The next day, Tuesday, more visitors stopped by. That evening, we again had a large crowd, and again I felt the warmth of my Shomrei family. I expected that on Wednesday, the number of visitors and minyan attendees would drop off. Much to my surprise, throughout the day, barely ten minutes went by wherein we didn’t have visitors. That evening, we had enough people for at least two minyanim.
Thursday was the last day of Shiva, which meant that I would sit for an hour, then leave the house to take a walk around the block. And so I sat in that uncomfortable low chair for one hour. At approximately 10 AM, Mimi and I walked around the block. Appropriately, it was a gloomy, rainy day. Normally, when I walk that circuit, I turn right and circle the block clockwise. At the suggestion of Jerilyn Margulies, I opted to take a counterclockwise route, thus adding to the strangeness of being outside again. I had thought that the purpose of the walk was to symbolically reenter the world. As I got about halfway around the block, it occurred to me that I couldn’t reenter the world, because it was no longer the same world. The world that I had left had my father in it; this new world didn’t, and it felt wrong. We returned home, uncovered the mirrors, folded up the chair. At some point, the rain stopped, so I brought the chair and siddurim back to the shul. Later in the day, Rabbi Greenstein called to see how I was doing. When I related my impressions about the walk, he said that the real purpose is simply to GET OUT. As painful and confining as the Shiva observance is, it is easy to get used to the womb-like comfort of one’s home and never want to leave. When you have to do something hard, you start with baby steps, i.e. a walk around the block.

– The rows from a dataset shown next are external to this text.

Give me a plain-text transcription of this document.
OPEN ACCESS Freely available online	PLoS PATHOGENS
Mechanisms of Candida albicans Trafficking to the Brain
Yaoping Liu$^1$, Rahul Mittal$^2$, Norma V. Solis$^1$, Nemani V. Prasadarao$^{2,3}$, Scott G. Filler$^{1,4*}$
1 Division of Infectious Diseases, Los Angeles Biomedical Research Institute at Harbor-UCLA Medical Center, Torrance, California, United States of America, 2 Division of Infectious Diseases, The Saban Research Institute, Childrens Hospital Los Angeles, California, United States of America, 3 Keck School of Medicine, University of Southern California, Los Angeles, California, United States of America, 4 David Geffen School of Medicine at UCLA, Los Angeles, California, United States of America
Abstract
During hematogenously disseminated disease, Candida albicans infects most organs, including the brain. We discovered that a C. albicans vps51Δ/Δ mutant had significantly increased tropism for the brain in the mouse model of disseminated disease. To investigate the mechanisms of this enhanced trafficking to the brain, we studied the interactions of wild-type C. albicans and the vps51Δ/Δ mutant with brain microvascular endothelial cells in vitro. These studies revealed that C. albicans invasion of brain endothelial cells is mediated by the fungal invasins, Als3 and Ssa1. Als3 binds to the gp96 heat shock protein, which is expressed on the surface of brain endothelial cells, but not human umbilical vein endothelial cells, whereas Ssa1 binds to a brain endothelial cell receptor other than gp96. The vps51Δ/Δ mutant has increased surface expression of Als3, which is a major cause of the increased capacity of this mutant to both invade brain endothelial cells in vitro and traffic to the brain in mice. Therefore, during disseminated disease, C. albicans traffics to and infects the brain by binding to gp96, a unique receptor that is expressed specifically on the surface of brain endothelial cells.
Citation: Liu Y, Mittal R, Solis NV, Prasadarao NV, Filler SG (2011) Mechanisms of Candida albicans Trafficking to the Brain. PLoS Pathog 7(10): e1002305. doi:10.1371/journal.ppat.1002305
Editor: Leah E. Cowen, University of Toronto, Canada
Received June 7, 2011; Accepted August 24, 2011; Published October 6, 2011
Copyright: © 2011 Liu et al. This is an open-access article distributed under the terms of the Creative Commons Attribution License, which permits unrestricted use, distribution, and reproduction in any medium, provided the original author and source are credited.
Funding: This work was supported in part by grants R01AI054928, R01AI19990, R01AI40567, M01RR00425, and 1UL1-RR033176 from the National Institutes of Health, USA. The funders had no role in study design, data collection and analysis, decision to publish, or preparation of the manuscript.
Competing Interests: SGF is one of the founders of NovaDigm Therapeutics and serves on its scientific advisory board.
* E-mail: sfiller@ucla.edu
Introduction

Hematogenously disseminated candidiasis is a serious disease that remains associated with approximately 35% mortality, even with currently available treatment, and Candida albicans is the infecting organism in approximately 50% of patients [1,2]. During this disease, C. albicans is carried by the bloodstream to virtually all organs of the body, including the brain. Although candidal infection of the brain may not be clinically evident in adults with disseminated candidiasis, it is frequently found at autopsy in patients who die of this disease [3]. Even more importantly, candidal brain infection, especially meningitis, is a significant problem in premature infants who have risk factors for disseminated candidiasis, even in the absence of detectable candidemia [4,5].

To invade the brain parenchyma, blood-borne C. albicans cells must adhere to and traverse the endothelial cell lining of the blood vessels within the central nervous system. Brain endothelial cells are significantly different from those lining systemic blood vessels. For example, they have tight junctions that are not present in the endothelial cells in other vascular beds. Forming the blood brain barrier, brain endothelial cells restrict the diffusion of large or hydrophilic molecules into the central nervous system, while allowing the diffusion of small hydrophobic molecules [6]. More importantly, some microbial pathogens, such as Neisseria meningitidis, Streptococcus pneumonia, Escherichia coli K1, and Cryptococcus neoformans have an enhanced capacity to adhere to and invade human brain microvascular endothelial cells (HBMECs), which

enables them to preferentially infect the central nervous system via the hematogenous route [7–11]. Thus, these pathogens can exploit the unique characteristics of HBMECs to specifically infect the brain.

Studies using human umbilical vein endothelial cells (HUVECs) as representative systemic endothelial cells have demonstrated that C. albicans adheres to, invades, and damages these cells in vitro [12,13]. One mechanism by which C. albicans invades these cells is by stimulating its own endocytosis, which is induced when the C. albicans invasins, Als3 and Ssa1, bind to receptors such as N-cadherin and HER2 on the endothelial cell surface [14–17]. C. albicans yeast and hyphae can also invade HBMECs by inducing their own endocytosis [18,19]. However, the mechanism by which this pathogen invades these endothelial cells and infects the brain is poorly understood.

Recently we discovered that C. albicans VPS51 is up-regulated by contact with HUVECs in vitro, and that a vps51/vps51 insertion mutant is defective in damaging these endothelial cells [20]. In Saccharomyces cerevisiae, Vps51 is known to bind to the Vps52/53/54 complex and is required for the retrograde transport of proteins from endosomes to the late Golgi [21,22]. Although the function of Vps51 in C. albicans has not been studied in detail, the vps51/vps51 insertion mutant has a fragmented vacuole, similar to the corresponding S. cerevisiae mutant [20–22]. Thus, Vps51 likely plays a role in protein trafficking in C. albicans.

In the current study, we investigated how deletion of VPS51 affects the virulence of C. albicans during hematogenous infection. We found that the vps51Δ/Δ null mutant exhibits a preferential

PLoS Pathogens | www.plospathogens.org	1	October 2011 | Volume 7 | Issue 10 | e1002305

The next day, I went back to work. It felt strange, almost other-wordly. I was able to maintain a light schedule for a few days. I had to take frequent breaks to be alone with my thoughts and tears. Over the next few weeks, life returned towards normality, but it would never be the same. I would call my mother frequently and visit when I could
Several months have passed since that week of sadness and grief. I am back to all my old routines. I attend services as before, but now, at the appropriate time, I join the other mourners of Zion in reciting Kaddish. I do this to honor my father’s memory, and I do it for me. I miss him so very much, but at those moments, I feel him close to me, and the ever present sense of loss is tempered with comfort.